John highlights the importance of chess education and how it can help children develop critical thinking skills, strategic planning, and decision-making abilities. He believes that chess can be used as a tool to teach important life skills, such as creativity, innovation, and problem-solving, as well as social and emotional skills, such as patience, perseverance, and resilience.
John's enduring interest in chess is evident in his advocacy for the game and his efforts to promote it in his community. He emphasises the importance of making chess accessible to everyone, regardless of their socioeconomic status or background. Fawole's work as an organiser in Nigeria, where he has established chess clubs and organized tournaments, demonstrates his commitment to bringing chess to underserved communities and promoting its benefits.
John's journey and advocacy for chess development in Africa have not gone unnoticed. He has been recognized by several organizations, including the Kasparov Chess Foundation Africa, which provides chess training and resources to young Africans. Fawole's work with BruvsChess Media has also gained him recognition as a valuable contributor to the African chess community.
The Red Thread
Chess has taught John creativity, patience, and troubleshooting skills that he applies to his everyday life. He also emphasises the importance of being obsessed with what you love in order to achieve great results.

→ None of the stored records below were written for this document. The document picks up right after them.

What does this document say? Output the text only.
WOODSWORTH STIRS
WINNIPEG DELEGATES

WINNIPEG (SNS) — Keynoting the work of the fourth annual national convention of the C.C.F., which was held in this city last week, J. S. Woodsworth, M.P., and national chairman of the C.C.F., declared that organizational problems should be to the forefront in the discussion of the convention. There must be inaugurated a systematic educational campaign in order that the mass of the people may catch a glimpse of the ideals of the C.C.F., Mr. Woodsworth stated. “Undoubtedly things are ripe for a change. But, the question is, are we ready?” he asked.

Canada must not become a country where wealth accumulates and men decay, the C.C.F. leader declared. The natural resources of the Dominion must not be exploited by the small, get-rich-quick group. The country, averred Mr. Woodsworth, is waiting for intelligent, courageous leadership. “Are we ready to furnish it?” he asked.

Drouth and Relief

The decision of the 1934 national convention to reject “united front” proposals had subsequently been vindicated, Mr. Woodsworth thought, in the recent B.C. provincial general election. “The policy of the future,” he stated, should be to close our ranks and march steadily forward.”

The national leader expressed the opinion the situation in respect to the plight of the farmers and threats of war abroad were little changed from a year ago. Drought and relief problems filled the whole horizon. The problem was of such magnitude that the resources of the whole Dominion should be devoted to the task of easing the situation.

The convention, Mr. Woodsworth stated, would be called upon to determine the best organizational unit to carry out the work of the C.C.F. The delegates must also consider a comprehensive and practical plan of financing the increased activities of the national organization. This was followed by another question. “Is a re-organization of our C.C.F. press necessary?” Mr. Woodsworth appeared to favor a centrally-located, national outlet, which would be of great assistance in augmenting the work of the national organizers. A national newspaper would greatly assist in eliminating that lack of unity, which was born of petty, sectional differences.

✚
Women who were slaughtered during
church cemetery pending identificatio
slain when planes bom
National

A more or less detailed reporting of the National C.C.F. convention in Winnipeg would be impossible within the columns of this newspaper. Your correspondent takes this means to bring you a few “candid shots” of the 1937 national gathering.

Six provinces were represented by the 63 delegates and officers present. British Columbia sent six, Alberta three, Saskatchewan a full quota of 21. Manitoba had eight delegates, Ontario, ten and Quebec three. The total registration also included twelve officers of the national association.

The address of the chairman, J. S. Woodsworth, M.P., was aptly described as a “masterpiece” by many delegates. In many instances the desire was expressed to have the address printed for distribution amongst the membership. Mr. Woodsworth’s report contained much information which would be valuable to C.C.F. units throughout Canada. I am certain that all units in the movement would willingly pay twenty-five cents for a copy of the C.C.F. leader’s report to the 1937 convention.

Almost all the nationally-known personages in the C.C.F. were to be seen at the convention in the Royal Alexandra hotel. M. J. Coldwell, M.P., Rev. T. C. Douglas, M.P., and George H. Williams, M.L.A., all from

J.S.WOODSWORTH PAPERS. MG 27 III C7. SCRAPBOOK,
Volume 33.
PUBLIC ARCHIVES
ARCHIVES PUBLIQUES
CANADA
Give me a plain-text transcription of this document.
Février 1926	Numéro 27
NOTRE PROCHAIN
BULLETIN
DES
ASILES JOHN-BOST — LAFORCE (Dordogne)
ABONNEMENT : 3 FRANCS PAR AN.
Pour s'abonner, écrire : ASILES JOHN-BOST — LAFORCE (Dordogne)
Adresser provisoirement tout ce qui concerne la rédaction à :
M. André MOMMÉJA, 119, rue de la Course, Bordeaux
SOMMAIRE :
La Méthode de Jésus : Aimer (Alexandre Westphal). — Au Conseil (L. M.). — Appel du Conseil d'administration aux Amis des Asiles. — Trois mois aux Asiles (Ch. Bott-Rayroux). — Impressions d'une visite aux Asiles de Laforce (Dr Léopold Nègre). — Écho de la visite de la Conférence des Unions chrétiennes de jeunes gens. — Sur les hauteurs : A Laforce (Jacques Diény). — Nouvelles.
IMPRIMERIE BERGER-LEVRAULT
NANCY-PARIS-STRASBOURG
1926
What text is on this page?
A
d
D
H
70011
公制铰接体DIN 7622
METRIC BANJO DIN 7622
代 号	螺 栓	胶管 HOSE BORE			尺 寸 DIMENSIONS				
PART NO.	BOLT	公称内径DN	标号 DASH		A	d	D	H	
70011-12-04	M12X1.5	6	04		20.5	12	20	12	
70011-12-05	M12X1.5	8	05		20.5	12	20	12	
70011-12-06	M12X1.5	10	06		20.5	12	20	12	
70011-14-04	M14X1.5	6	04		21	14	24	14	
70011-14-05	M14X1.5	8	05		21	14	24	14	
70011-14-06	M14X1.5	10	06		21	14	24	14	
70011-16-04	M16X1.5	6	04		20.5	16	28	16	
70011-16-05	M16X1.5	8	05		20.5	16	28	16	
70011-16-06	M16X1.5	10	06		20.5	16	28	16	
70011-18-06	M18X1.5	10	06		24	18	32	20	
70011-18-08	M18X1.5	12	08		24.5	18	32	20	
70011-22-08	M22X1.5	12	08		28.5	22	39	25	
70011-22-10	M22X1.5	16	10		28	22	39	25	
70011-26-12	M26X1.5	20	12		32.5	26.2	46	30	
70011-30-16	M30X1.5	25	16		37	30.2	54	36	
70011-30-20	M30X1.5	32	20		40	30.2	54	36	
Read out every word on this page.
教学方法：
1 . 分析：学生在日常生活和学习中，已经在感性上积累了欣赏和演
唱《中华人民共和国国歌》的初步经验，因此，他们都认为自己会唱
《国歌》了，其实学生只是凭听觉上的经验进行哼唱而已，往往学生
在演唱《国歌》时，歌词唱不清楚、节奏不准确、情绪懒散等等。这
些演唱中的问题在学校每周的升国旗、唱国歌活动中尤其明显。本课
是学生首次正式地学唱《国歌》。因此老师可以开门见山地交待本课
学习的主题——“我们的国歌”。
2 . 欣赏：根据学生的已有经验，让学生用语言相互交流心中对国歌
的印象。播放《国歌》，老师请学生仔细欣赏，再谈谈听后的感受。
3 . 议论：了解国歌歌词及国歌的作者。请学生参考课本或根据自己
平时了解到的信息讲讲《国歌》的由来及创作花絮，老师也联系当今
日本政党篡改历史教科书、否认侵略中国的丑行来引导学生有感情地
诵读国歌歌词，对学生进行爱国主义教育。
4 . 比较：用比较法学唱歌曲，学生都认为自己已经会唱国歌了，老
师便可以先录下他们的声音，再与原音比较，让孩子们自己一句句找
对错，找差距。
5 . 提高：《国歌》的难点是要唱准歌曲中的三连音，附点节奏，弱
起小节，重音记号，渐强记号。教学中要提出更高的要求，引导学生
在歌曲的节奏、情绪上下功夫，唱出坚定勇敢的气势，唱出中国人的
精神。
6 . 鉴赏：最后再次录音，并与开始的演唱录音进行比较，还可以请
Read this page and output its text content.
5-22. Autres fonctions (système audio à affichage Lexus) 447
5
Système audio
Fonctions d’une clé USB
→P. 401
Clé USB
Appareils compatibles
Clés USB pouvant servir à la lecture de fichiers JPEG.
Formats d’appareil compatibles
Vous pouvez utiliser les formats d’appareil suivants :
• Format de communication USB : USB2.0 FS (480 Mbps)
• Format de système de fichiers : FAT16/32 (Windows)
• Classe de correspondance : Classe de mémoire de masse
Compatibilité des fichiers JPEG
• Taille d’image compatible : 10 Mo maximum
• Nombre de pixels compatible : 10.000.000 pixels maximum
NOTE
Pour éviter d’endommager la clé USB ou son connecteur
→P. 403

John shares his experience of training himself to become a chess master without access to resources and how this has influenced his teaching approach with kids. He concludes by encouraging people to pursue what they love in order to achieve their goals.
John also highlights the importance of chess education and its potential to develop critical thinking skills, strategic planning, and decision-making abilities in children. He believes that chess can be used as a tool to teach important life skills, such as creativity, innovation, and problem-solving, as well as social and emotional skills, such as patience, perseverance, and resilience.
John's own experiences as a professional chess player and instructor have given him a unique perspective on the importance of maintaining a healthy balance between competition and play. He notes that while competition can be a powerful motivator, it is important to also enjoy the game for its own sake and to maintain a sense of playfulness and joy.
Reflections on practice
John highlights the importance of preparation in chess, particularly in the opening and middle game phases. He explains that the better player is always lucky, and that a better player can save a losing game by fighting to the end and making the best moves. He also notes that the hardest game to win in chess is the won game, as players might get too confident and fail to put in the effort to secure victory. Fawole's emphasis on preparation and perseverance in chess can be applied to other aspects of life, such as business and decision-making.
John also discusses the impact of artificial intelligence on the game of chess, noting how engines and technology have revolutionised the way players prepare and approach the game. He explains that these technological advancements have made it much easier for people to study and learn about chess, and even the top players in the world use them to improve their game. He notes AI is particularly strong in its ability to see counterintuitive moves that are legal but unexpected.